Partai Pembebasan Austria (FPO), adalah partai ekstrim Kanan yang didirikan oleh mantan anggota Nazi di tahun 1955. Partai kecil di Austria tersebut, tiba-tiba membesar dan sukses di Pemilu Austria 2017, setelah mengusung kampanye dengan ide-ide populis yaitu anti Imigran, anti Islam, anti globalisasi, dan anti Uni Eropa.
Dalam berbagai kesempatan Partai ini menuntut agar imigran dilarang masuk Austria (padahal sebelumnya 2016 ratusan ribu imigran masuk dari Suriah). Partai ekstrim ini juga menuntut larangan penggunaan cadar dan simbol-simbol Islam di negeri itu.
Kampanye ekstrim ini ternyata justru sukses. Mendapatkan 52 kursi parlemen dan membuat partai ini digandeng berkoalisi dengan Partai Rakyat. Walhasil Hein Christian Strache, tokoh nasionalis kanan dari FPO terpilih sebagai wakil Perdana Menteri Austria, mendampingi PM Sabastian Kurz.
Ini contoh satu lagi penggunaan isu isu SARA dalam kampanye Pemilu yang ternyata justru berhasil mengangkat partai “kecil” masuk Pemerintahan. Ini adalah bukti bahwa diakui atau tidak di masyarakat majupun, kebencian berdasar perbedaan SARA itu ada di kepala dan hati masyarakatnya, apalagi di masyarakat negara berkembang.

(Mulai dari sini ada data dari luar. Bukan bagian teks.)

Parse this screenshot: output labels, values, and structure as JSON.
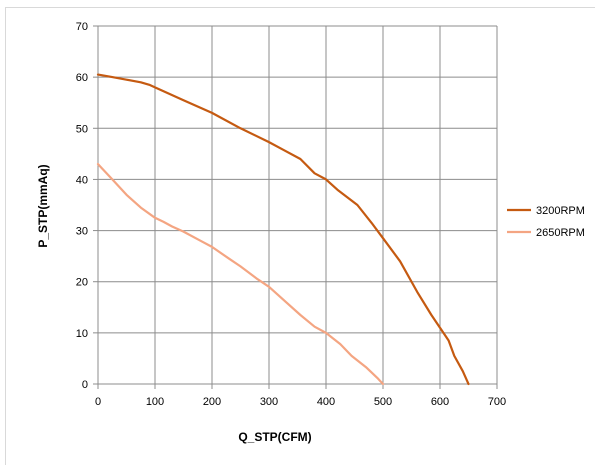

Ketidaksukaan atas perbedaan SARA yang terpendam di masyarakat inilah yang justru sekarang dipupuk dan dimanfaatkan dalam politik modern oleh para politisi kerdil pencari kekuasaan. Politik identitas digunakan dan disebarkan lewat propaganda yang mendorong  partisipasi publik untuk saling membenci di media sosial.
Hasilnya banyak tokoh radikal yang Rasis dari partai Kanan sukses di pemilihan politik. Ada Trump yang menjadi prediden di AS, ada Christian Strache yang menjadi wakil PM di Austria, ada Marine Le Pen yang menghebohkan Perancis, ada Frauke Petry di German yang hampir mengalahkan Markel dll.
Di era Post Truth sekarang ini, politik dan komunikasi politik memang diwarnai oleh sikap emosional sebagian besar masyarakat. Mereka menyukai dan hanya mau menerima informasi dan pemimpin yang memiliki kesamaan emosi, kepercayaan, atau SARA. Objektivitas, netralitas, perlakuan kesamaan, dan toleransi pada mereka yang berbeda acapkali ditolak karena tidak sesuai dengan kecenderungan emosi dan kepercayaan mereka. Pola mendahulukan emosi, mengabaikan fakta dan kebenaran ini, terimplementasi di ruang media sosial.
FB, twitter, instagram, Line hingga WA menjadi wahana tempat mengekspresikan politik identitas yang justru memunculkan pengelompokkan dan pembelahan masyarakat yang saling “membenci”.  Informasi berupa hate speech hingga hoax marak di medsos. Sampai sampai pemilik FB, IG dan WA, Mark Zukercberg meminta maaf, karena perusahaan aplikasi miliknya diakui telah merongrong demokrasi, dan membuat masyarakat di berbagai negara terbelah hingga sering memicu konflik, pertikaian dan permusuhan.
Secara algoritma, teknologi media sosial mendekatkan orang-orang yang sepaham menjadi kelompok sepikiran yang saling membenarkan. Echo chambers atau ruang gema terbentuk karena fasilitas teknologi dan faktor psikologi, bahwa individu itu memilih teman dan informasi yang memiliki orientasi yang sama. Mereka ada di echo chambers, berkomunikasi dengan orang-orang sepikiran. Walhasil merasa benar karena sikapnya di dukung oleh orang lain yang sepikiran. Pengelonpokkan dan pembelahan masyarakatpun makin menjadi jadi.
Lalu masihkah kita akan terus mendukung suksesnya para politisi yang membawa nilai-nilai pemecah belah bangsa berdasarkan identitas SARA? Kalau iya berarti Kita tidak beda dengan Donald Trump, Marine Le Pen hingga Christian Strache Dll. Mereka sukses menjadi besar di negaranya karena mengobarkan politik rasis. Mengeksploitasi fanatisme pada identitas dan kepercayaan mereka, dan dengan tidak menghormati yang berbeda. Ironi memang, di satu sisi kita tidak menyukai Donald Trump, tapi di sisi lain termyata malah mengikuti cara caranya.